手術支援ロボット「ダヴィンチ」導入から1年
―昨年の9月に1例目を手がけられましたね。
これまで、40数件。当初は、1件1件の間隔を空け、安全性を検証しながらでしたが、現在は月に5件ほどのペースで実施しています。
当院で前立腺がんの手術をする患者さんは基本的にダヴィンチ手術。ただ、緑内障があったり、腹腔内の癒着が予想されたりする方は、腹腔鏡下の手術をしています。
―導入して改めて感じるメリットは。
術後の腹圧性尿失禁からの回復が早い、ということが患者さんにとって1番の利点でしょう。
ほとんどの患者さんで1年以内になくなる尿失禁ですが、退院時点で見ると、ダヴィンチ導入前は、たいていの患者さんにまだ残っていました。現在は退院時、半数ほどの方がほぼ回復しています。がんに対する根治性と機能の温存が両立しやすくなったということがもっとも大きなメリットだと思います。
―医療者にとってのメリットは何ですか。
座って手術できるので、疲れが少ないということ、さらには手ぶれがないというのがメリットです。長い鉗子を使うため、腹腔鏡手術ではどうしても先端がぶれてしまいます。ダヴィンチはそれがありませんので、より精密な手術が可能となります。
また、10倍に拡大された高精細な画像が見られるため、骨盤内の解剖を理解しやすいというのも、若い医療者にとってはいい点でしょう。
導入によって、泌尿器科に興味を持つ学生も増えてきていると感じます。学生はダヴィンチの操縦席に当たる「コンソール」に座って中をみると、非常に驚きますし、興味津々です。最先端に触れているという感動があるのでしょうね。
―今後については。
現在は私が執刀していますが、第二世代、第三世代の執刀医を増やしたいと思います。それによってロボット手術全体のレベルも上がりますし、たくさんの治療もできるようになると考えています。
―12月には「腎不全 その人にとって最適の治療とは」をテーマに九州人工透析研究会を開催されますね。
末期の腎不全患者は、年々増えています。「血液透析」「腹膜透析」「腎移植」、この3つの腎代替療法について改めて考えたいと思っています。
―現在は、移植したいと考えた時、すぐにできる環境でしょうか。
ドナーの数が非常に少なく、移植を望んでも受けられない方が多いのが現状です。
長崎大学病院では腎移植が1965年から行われており、今年で50年。亡くなった方からの献腎移植を増やしたいと、臓器提供啓発にも力を入れてきました。現在、長崎は全国的にも提供者が多い県となっています。
―最近の教室の取り組みで特徴的なことを。
数年前から、外来化学療法前の血液検査をかかりつけ医で実施できるようにしました。
化学療法を続けていると、白血球が下がり、血液検査の結果次第では治療ができないこともあります。事前にかかりつけ医で検査することにより、治療不可の場合に、わざわざ大学病院まで足を運んでもらわなくて済むようになったのです。

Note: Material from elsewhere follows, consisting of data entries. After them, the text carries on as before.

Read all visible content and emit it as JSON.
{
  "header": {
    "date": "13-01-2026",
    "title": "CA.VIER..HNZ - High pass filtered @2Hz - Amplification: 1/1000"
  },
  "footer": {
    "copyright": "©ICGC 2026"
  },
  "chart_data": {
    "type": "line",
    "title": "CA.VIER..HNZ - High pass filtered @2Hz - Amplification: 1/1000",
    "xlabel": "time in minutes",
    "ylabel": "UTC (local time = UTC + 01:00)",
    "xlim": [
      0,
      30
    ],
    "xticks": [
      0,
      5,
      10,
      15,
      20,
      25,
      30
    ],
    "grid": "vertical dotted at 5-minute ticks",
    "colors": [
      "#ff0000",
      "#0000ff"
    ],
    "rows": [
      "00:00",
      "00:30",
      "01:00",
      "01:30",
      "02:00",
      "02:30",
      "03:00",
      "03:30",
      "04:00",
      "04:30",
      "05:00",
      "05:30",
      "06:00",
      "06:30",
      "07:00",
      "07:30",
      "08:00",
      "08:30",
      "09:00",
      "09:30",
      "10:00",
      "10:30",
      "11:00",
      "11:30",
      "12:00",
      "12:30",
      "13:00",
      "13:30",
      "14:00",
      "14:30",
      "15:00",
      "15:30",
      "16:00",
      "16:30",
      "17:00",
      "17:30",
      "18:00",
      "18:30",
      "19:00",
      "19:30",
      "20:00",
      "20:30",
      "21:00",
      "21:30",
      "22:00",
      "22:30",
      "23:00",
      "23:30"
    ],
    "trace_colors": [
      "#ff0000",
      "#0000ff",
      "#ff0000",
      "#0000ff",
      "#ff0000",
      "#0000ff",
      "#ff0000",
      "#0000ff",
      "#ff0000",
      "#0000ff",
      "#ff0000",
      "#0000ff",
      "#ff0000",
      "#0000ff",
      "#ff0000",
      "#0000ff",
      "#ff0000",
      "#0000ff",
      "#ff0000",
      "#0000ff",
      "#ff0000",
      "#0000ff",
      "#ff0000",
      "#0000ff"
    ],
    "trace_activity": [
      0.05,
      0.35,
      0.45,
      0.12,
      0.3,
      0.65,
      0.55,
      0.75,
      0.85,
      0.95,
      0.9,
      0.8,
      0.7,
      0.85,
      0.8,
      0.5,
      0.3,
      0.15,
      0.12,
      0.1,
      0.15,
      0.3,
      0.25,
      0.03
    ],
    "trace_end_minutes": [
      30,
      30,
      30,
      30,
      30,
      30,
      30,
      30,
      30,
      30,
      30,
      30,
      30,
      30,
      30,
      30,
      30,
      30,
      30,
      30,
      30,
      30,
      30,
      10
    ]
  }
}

また、治療ができる場合にも、従来なら採血から治療終了まで5時間かかっていましたが、今は3時間だけで済むようになりました。患者さんにも、付き添いのご家族にも喜んでいただけていると思います。
さらに今年、訪問薬剤師の役割などを紹介する独自のパンフレット「ご存じですか? 薬剤師の在宅訪問!」を制作しました。
泌尿器科は高齢の患者さんが多く、多種類の薬を服用している方も少なくないため、薬の適切な保管や使用が課題となっています。そこで、宮田康好准教授が中心となって、現状調査や、薬剤師、看護師、ケアマネジャーの方との勉強会に取り組んできました。
医師だけでなく、他職種の方とも連携しながら、高齢の患者さんに対応しています。